La abuela abrió una puerta que estaba enfrente de ese retrato. Dijo que sería mi habitación y se inclinó para sacarme el abrigo. Era linda la abuela Bianca, con su cabeza de reina y también con ese gesto de águila. Intuí que allí tampoco iba a ser feliz. La casa no me gustaba y mi dormitorio era triste, oscurecido por cortinas gruesas y con un empapelado, que repetía hasta el infinito, la misma naturaleza muerta. Si creí que por lo menos tendría un hogar estable, una abuela, me equivoqué: Bianca no era el tipo de abuelita que cuenta a los nietos historias de duendes y princesas y les cocina tortas de chocolate.
Cuando salimos al pasillo me paré de golpe y me escondí detrás de ella, que me tironeó de un rulo para que siguiéramos, la cena se enfriaba. Aferrada a su pollera, levanté el índice, señalé el retrato y pregunté quién era. Contestó: tu abuelo Enzo, el papá de tu mamá. Le pregunté dónde estaba. Con los ojos vueltos hacia la lejanía del techo, dijo: se murió. Tras una pausa agregó: ahora está en el cielo. Recuerdo que su voz había cambiado.
Generalmente nos quedábamos poco tiempo en cada ciudad y me dolía partir, nunca podía afincarme en un sitio, hacer amigas. Desde el momento en que llegamos a la casa de Via Cavour, anhelé que nos fuéramos pronto.
Lo más temible era el retrato. Cada vez que abría la puerta de mi cuarto, me esperaba, vertiendo sobre mí una mirada acusadora. Por más que inventase juegos para distraerme, era inútil. Mamá me había enseñado un villancico y yo lo cantaba a todo pulmón al entrar o salir de mi dormitorio para olvidarme de su presencia, pero a último minuto, magnetizada, desviaba los ojos hacia el retrato.
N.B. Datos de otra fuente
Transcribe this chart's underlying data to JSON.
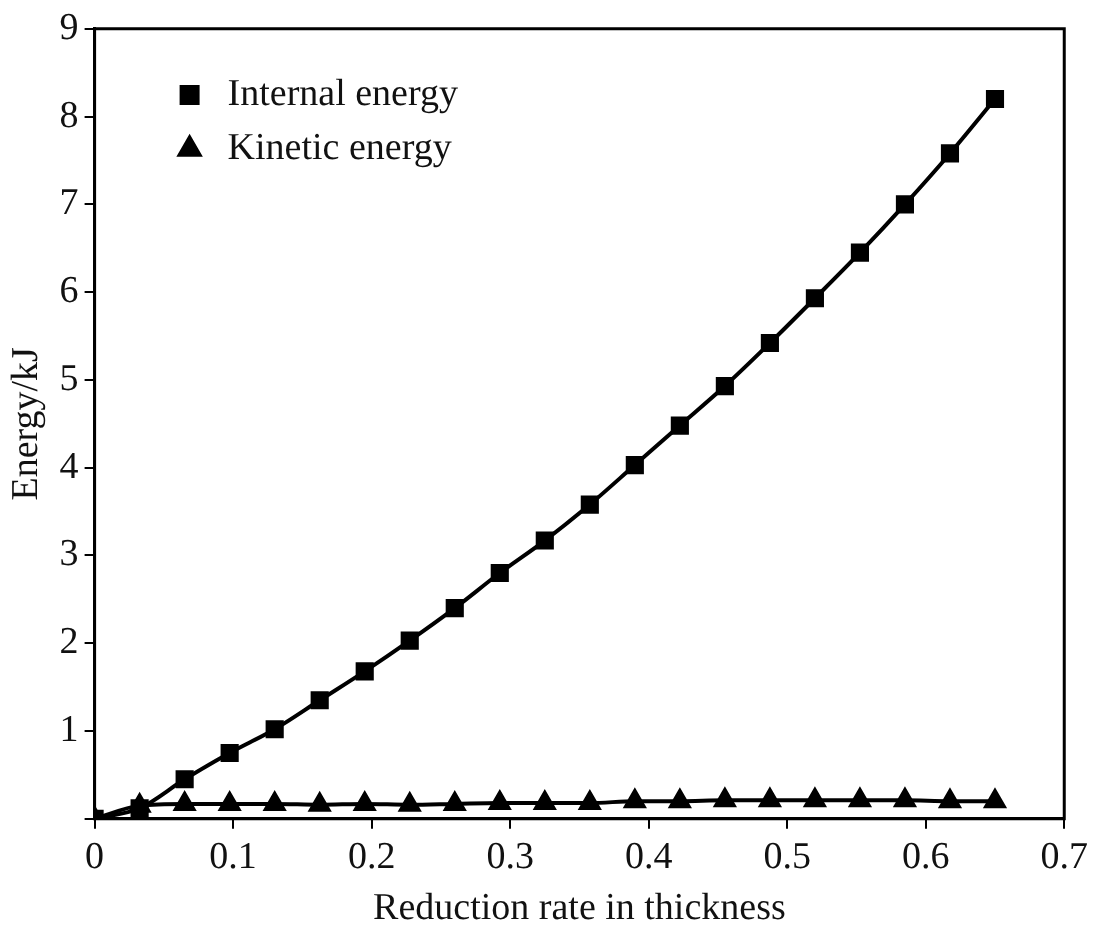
{
  "chart_data": {
    "type": "line",
    "xlabel": "Reduction rate in thickness",
    "ylabel": "Energy/kJ",
    "x": [
      0,
      0.0325,
      0.065,
      0.0975,
      0.13,
      0.1625,
      0.195,
      0.2275,
      0.26,
      0.2925,
      0.325,
      0.3575,
      0.39,
      0.4225,
      0.455,
      0.4875,
      0.52,
      0.5525,
      0.585,
      0.6175,
      0.65
    ],
    "series": [
      {
        "name": "Internal energy",
        "color": "#000000",
        "marker": "square",
        "values": [
          0,
          0.12,
          0.45,
          0.75,
          1.02,
          1.35,
          1.68,
          2.03,
          2.4,
          2.8,
          3.17,
          3.58,
          4.03,
          4.48,
          4.93,
          5.42,
          5.93,
          6.45,
          7.0,
          7.58,
          8.2
        ]
      },
      {
        "name": "Kinetic energy",
        "color": "#000000",
        "marker": "triangle",
        "values": [
          0,
          0.15,
          0.17,
          0.17,
          0.17,
          0.16,
          0.17,
          0.16,
          0.17,
          0.18,
          0.18,
          0.18,
          0.2,
          0.2,
          0.21,
          0.21,
          0.21,
          0.21,
          0.21,
          0.2,
          0.2
        ]
      }
    ],
    "xlim": [
      0,
      0.7
    ],
    "xticks": [
      0,
      0.1,
      0.2,
      0.3,
      0.4,
      0.5,
      0.6,
      0.7
    ],
    "ylim": [
      0,
      9
    ],
    "yticks": [
      {
        "value": 0,
        "label": null
      },
      1,
      2,
      3,
      4,
      5,
      6,
      7,
      8,
      9
    ],
    "grid": false,
    "legend": "top left",
    "line_style": "solid"
  }
}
Era igual que si unos dedos de hielo se enroscaran en mi nuca.
Caminar por ese pasillo me producía terror. Los apliques en la pared irradiaban una luz agonizante, sin embargo, la cara del abuelo parecía resaltar más en esa penumbra. La foto era grande, en tonos sepia, dentro de un marco oval de madera. El abuelo tenía el pelo espeso, el ceño fruncido y bajo el trazo categórico de las cejas, asomaba su mirada oblicua. La boca, semioculta por unos bigotazos, parecía formular severas amonestaciones. Después de hacer alguna travesura, corría a espiar la cara del abuelo y me sometía a la crueldad de sus ojos.
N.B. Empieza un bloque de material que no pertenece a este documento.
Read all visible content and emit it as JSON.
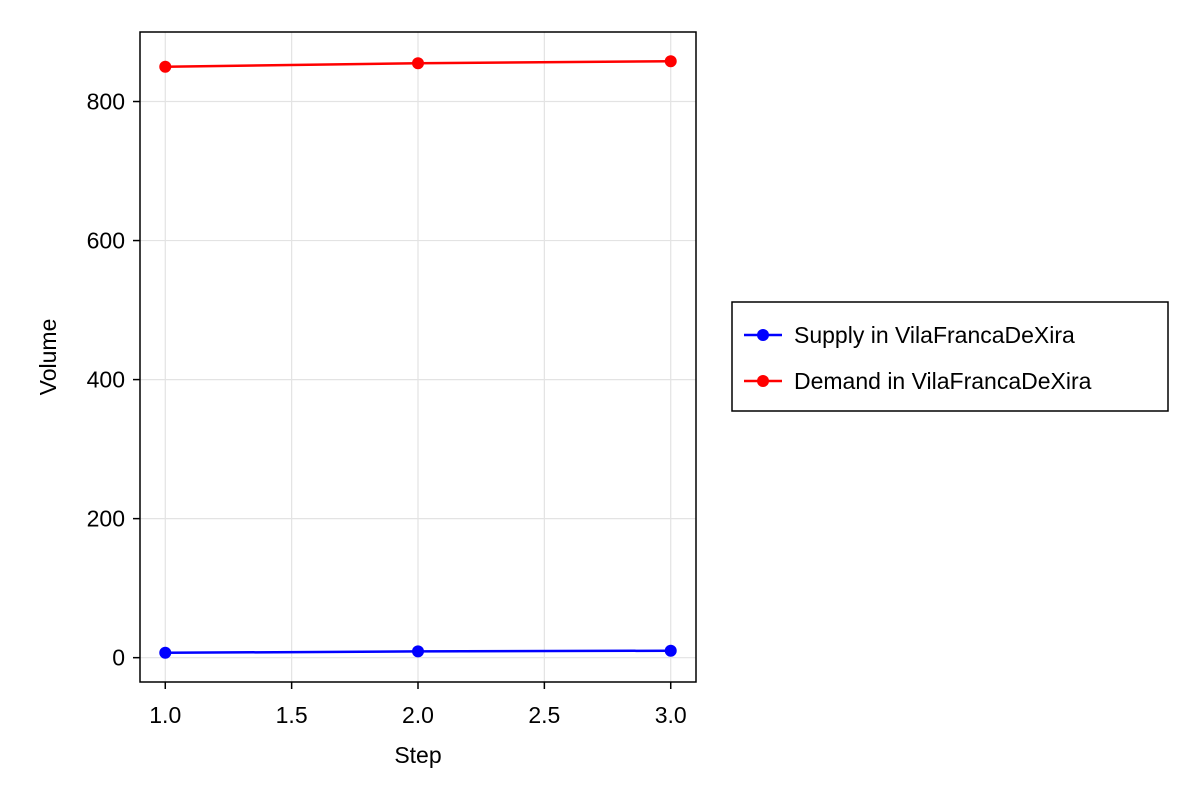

Una noche que no podía dormir entré sin golpear en la habitación de mis padres. Vi el ritmo de sus cuerpos agitarse bajo las sábanas y escuché sus respiraciones aceleradas. El corazón me palpitaba con tanta fuerza que me apreté el pecho con las manos para que no retumbara. Escapé y busqué el rincón más oculto para esconderme. Creí que los ojos del abuelo me perseguían por toda la casa. Me metí en el hueco que había entre un armario y la pared y lloré como nunca más lo haría. Le pedí perdón al abuelo, una y otra vez; determiné que yo era un bicho miserable, que no merecía ser amada.
Estuve mucho tiempo en ese escondite, hasta que las lágrimas se enfriaron y quedé con las mejillas saladas y tirantes. Crucé habitaciones tenebrosas sin saber por dónde iba, hasta que me topé con el pasillo de los retratos. Antes de refugiarme en el dormitorio, me di vuelta y miré al abuelo Enzo para recibir el castigo. En un desesperado intento por borrar mi falta, le hice la promesa. Prometí ser tan buena como santa Teresita del Niño Jesús, que conocía por las lecturas de mamá. Él iba a sentirse orgulloso de mí y terminaría mirándome con un poco de afecto. Pero sus ojos no cambiaron, su presencia fue la de un ángel de la guarda de alas oscuras, que me recordaba lo imperfecta que era.